Are we now assigning worth to human life, or does it arrive with its own pre-determined value, irrespective of race, class, IQ, or disability?
The bottom line is not the bottom line. It is something far more profound. Our decisions regarding who will get help and who won't are about more than bean-counting bureaucrats deciding if your drugs or operation will cost more than you are contributing to the U.S. Treasury.
The secular left claims we are evolutionary accidents who managed to crawl out of the slime and by "natural selection" stand erect and over millions of years outsmart our ancestors, the apes. If that is your belief, then you probably think health care should be rationed. Why spend lots of money to improve -- or save -- the life of someone who evolved from slime and has no special significance other than the "accident" of becoming human? Policies flow from such a philosophy, though the average secularist probably wouldn't put it in such stark terms.

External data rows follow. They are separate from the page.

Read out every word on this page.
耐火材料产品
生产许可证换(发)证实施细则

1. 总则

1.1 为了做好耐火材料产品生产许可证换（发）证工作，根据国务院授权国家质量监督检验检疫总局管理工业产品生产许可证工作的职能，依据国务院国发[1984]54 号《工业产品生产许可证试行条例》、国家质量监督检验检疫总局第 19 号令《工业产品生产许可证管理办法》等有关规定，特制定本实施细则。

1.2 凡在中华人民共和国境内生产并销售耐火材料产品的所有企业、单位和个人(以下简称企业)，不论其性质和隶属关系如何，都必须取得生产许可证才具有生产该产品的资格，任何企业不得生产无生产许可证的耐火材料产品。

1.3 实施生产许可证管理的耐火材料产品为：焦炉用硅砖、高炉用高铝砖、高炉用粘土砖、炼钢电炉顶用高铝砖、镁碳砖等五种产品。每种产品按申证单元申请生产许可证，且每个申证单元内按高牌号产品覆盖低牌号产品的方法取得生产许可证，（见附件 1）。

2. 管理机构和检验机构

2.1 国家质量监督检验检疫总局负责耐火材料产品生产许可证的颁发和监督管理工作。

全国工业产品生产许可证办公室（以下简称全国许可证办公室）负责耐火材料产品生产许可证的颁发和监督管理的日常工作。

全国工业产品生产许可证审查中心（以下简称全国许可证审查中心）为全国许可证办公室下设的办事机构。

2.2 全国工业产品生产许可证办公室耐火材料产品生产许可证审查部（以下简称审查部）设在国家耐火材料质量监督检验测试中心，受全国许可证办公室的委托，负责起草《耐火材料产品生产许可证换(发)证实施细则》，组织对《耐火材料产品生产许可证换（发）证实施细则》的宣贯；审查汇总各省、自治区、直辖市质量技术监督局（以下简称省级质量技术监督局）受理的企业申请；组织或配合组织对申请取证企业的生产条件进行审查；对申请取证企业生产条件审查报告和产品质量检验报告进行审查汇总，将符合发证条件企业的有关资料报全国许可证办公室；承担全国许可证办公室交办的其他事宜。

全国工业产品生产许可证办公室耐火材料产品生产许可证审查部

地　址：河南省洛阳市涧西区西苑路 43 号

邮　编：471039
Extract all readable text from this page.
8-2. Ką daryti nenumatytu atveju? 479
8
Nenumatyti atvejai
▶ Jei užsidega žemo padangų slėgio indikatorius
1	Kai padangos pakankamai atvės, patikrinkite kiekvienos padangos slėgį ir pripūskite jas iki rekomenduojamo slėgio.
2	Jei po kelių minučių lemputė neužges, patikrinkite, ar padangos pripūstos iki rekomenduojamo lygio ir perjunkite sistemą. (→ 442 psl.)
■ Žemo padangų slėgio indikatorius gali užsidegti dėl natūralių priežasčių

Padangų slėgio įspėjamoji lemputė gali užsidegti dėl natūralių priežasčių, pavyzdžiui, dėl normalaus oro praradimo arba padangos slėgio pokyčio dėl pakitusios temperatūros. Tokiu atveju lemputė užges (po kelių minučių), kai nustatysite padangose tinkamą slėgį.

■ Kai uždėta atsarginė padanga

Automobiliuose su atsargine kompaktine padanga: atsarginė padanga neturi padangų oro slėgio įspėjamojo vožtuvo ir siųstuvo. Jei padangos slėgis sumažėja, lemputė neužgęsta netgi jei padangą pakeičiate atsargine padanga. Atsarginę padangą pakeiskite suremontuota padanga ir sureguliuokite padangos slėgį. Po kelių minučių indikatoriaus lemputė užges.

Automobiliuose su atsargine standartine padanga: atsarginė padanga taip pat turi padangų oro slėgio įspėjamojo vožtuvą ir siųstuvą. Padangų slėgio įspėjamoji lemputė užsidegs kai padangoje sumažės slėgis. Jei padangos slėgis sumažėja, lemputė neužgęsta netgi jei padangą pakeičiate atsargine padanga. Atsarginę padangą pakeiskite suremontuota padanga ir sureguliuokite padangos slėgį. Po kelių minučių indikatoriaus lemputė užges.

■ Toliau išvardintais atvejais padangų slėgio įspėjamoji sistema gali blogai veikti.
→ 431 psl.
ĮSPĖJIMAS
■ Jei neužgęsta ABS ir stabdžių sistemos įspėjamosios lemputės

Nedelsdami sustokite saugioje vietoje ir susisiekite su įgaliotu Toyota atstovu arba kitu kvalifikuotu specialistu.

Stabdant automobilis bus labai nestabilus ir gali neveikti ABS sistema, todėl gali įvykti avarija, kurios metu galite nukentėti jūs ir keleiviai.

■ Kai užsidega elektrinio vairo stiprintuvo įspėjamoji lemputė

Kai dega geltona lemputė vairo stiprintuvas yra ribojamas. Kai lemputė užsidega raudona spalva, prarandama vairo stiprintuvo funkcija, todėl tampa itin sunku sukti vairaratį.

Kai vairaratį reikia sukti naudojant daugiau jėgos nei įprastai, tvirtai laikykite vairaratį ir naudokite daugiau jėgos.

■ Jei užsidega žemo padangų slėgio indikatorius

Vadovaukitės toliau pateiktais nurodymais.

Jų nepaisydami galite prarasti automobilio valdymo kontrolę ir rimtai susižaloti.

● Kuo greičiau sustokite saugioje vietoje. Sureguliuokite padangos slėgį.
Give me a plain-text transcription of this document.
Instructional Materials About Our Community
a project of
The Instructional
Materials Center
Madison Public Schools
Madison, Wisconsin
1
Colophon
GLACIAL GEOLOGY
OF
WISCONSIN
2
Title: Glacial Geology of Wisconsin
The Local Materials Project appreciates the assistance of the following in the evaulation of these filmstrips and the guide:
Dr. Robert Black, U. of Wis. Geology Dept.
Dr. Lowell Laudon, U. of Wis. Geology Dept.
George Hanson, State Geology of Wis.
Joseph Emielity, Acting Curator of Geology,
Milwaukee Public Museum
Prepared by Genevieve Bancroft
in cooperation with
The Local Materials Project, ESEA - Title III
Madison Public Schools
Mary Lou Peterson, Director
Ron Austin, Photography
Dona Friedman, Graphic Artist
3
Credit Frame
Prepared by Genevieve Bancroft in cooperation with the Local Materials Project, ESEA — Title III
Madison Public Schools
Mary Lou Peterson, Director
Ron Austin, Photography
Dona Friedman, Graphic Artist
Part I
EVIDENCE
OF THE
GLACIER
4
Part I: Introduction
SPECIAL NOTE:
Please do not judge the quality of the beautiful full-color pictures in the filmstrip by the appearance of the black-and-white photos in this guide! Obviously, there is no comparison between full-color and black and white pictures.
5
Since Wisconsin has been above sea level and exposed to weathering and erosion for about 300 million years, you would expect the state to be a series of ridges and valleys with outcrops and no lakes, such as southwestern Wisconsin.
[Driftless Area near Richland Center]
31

Stark, or not, isn't this the inevitable progression of seeing humanity as maybe complex, but nothing special?
It is between these two distinctly different worldview goalposts that the battle is taking place. Few from the "endowed rights" side are saying that a 100-year-old with an inoperable brain tumor should be given extraordinary and expensive care to keep the heart pumping, even after brain waves have gone flat. But there is a big difference between "letting go" and "snuffing out." The unnatural progression for many on the secular left is to see such a person as a "burden." In an age when we think we should be free of burdens -- a notion that contributes to our superficiality and makes us morally obtuse -- getting rid of granny might seem perfectly rational, even defensible. But by doing so, we assume an even greater burden: the role of God in deciding who gets to live and who must die. Anyone who has seen the film "Bruce Almighty" senses how difficult it is to play God.
The explosive town hall meetings are indications that Americans are trusting government less and less. So where should we go? The answer is in your wallet or purse. It's on the money. Right now it is little more than a slogan, but what if it became true: in God We Trust.